Alberto. Lo secuestraron el 29 de noviembre de 2016 y lo liberaron 290 días después, el 14 de septiembre de 2017. Los secuestradores no se comunicaron con su familia sino hasta 36 días después.

“Para que la autoridad pudiera dar por hecho que lo que había sucedido era en realidad un secuestro, primero debía existir una d emanda económica por parte de quienes me habían privado de mi libertad” –relata–. Si no lo hacían, entonces lo que había sucedido en aquel lugar podría tener mil nombres y apellidos, pero no sería un secuestro”.

Lo habían detenido los tripulantes de una patrulla en un estado del centro del país. Él mismo se bajó de su auto pensando que se trataba de una confusión. Le pusieron una capucha, lo llevaron a un sitio alejado y lo desnudaron.
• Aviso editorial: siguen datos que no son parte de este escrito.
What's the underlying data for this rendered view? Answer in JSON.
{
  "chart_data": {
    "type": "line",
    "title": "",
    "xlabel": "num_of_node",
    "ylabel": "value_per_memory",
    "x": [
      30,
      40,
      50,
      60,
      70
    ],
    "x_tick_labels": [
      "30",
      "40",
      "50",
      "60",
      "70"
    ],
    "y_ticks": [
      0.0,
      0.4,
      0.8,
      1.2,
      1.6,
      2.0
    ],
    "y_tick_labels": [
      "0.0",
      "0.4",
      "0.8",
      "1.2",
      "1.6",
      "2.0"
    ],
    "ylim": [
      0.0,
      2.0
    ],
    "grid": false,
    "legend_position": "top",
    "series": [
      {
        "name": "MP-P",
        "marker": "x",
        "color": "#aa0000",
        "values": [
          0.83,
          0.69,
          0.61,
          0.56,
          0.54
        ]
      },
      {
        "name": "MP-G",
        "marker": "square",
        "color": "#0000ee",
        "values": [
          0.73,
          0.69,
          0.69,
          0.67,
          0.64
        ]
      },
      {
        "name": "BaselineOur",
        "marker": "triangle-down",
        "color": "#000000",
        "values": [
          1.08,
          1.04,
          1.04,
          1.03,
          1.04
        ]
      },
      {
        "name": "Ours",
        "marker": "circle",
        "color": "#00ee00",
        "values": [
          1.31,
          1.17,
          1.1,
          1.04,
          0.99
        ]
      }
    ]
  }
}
Lo habían metido en una habitación de 1.50 por 2 metros.

La caja en la que prácticamente pasó el año siguiente.

Cuando todo terminó, el fiscal antisecuestros, fastidiado por sus visitas, le dijo que la obligación de arrojar datos sobre la investigación era de la víctima, no de ellos. Era Alberto quien “tenía que aventar la carne al asador”.

Él pudo averiguar que los autos que habían empleado para su secuestro habían llegado a la ciudad seis meses antes. Que más de 14 personas habían estado involucradas. Que estas poseían armas largas. Que habían rentado la casa de seguridad durante un año y que poseían recursos para operar y subsistir durante todo el tiempo que tomara cobrar el rescate.

Saskia Niño de Rivera y Manuel López San Martín acaban de publicar un libro estrujante: “El infierno de todos tan temido. El secuestro en México” (publicado por Aguilar). Los autores lograron obtener los testimonios, en sus propias celdas, de algunos criminales que acaso encarnaron el Mal como nadie. Algunos de ellos, asesinos y mutiladores, hoy purgan sentencias de hasta mil años.

En la segunda parte del libro, Niño de Rivera y López San Martín recogen los testimonios de varias víctimas de secuestro: el relato de aquellos cuyas vidas cambiaron de un momento a otro, y arrastraron al abismo, también, las de sus seres queridos.

“Un secuestro te marca de por vida. La percepción de cómo verás el mundo antes de vivir esta experiencia te cambia por completo”, dice Alberto.

Con su liberación terminó la primera parte de su martirio. Pero desde el día en que lo soltaron comenzó la otra parte de “esta macabra obra”. La de admitir que no hay ningún avance en su caso, la de aceptar que la autoridad ha dejado de darle seguimiento.

A Helen la secuestraron en la segunda sección de Chapultepec. Iban por un amigo suyo pero, al verlos juntos, decidieron: “Hay que hacer el paquete completo, nos llevamos a los dos”.

En la casa de seguridad los desvistieron por completo y les vendaron los ojos. Los interrogaron a golpes. Abusaron de ella sexualmente. El jefe de la banda llegó una noche ebrio y drogado. Los apaleó y se paró, con el pie encima de la cabeza de su amigo.

En lo que se llevaban a cabo las negociaciones, los golpes y las humillaciones eran constantes. Uno de ellos amenazaba con matarla, y le metía la pistola en la boca. Más tarde la abrazaba y le decía: “No pasa nada, ya falta poco, tranquila”.

“Todos tenían un estilo propio de chingar –recuerda Helen–: por ejemplo, el más chavito llegaba y te hacía una pregunta, y cuando le contestabas, te pegaba”.

Todos los secuestros se parecen: los cometen personas llenas de carencias que se iniciaron robando en las calles y encontraron en el plagio un camino para dar rienda suelta a su rencor.

Tal vez por eso los testimonios de los sobrevivientes son tan semejantes. Sus familiares y ellos fueron sobajados, humillados. Se convirtieron en víctimas de otros sobajados y humillados que se hallaban ansiosos de cobrar viejas facturas.

En 293 páginas desfila una realidad lacerante, marcada por la impunidad, la desigualdad, la violencia desbordada y la violencia normalizada: las carencias del sistema de procuración e impartición de justicia, que no es otra cosa sino ausencia del Estado, y las historias que rompen la esperanza de una sociedad .

Un libro, al cabo, que nos obliga a mirar, aunque algunas veces se nos hiele la sangre, y que nos llama a comprender como el único camino para aprender.